FIXER LE CONTACT
FRANCE, Aix-en-Provence, 1975 (24 ans)
Depuis que je suis dans cette ville universitaire, je suis intrigué par la présence d’un bloc de pierre imposant. D’une blancheur éclatante, il se découpe nettement dans le ciel bleu. Seul, il démarque l’avancée d’un mouvement de relief qui surplombe la ville, à quelques kilomètres de distance. Je médite longtemps sur cet étrange promontoire rocheux.Un jour, je suis intérieurement éclairé. Je ressens une attirance.

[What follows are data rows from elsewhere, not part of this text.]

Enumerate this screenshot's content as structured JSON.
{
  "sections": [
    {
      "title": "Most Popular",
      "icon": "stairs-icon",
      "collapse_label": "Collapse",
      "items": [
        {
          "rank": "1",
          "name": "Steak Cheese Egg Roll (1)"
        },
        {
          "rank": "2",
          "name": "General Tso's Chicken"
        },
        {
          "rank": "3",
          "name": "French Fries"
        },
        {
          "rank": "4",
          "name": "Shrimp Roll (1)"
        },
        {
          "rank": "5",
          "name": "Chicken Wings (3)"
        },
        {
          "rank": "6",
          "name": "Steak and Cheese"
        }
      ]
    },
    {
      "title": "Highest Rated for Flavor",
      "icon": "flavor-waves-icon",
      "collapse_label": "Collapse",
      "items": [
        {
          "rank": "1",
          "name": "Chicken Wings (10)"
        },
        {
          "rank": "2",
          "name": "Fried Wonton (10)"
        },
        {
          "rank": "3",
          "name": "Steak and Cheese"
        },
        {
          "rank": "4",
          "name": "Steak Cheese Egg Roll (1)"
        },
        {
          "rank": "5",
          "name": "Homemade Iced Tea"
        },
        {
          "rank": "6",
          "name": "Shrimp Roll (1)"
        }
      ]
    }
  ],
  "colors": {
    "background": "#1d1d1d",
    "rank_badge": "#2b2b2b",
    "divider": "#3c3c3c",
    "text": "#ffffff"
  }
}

Animé d’un désir de communication avec ces individus, soi-disant extraterrestre, je cherche une carte d’état-major de la région. Sur mon balcon, je fais le point. Je repère l’accès à ce bloc. Il est dénommé le « Colombier ». Un petit chemin mène au pied de la colline. Je me rends sur place, à la sortie de la ville sur la route du Tholonet, la route du peintre Paul Cézanne. Je reconnais le chemin, en me remémorant le tracé de la carte. J’emprunte à pied lentement, pour économiser mon souffle, la petite route pentue et caillouteuse. Elle aboutit à une bâtisse, cubique, aux nombreuses fenêtres. Je passe devant la maison, avec précaution. Je débouche sur une clairière. Beaucoup trop proche de la demeure…
Je continue ma progression discrètement afin de me rendre anonyme. À la faveur d’une piste entourée de fourrés, j’identifie, au bout de deux cents mètres, un endroit idéal pour un atterrissage. Il s’agit d’une clairière, de quarante sur soixante mètres, peu accidentée. Cette plate-forme de terre correspond parfaitement à mes attentes. Tout autour, personne, plus d’habitations. Je me place au sommet d’un petit plateau. De part et d’autre, s’étalent des vallons boisés. Seul, un jeune pin bien portant se dresse au centre de cet espace. C’est ici que s’accompliront mes premières sorties nocturnes.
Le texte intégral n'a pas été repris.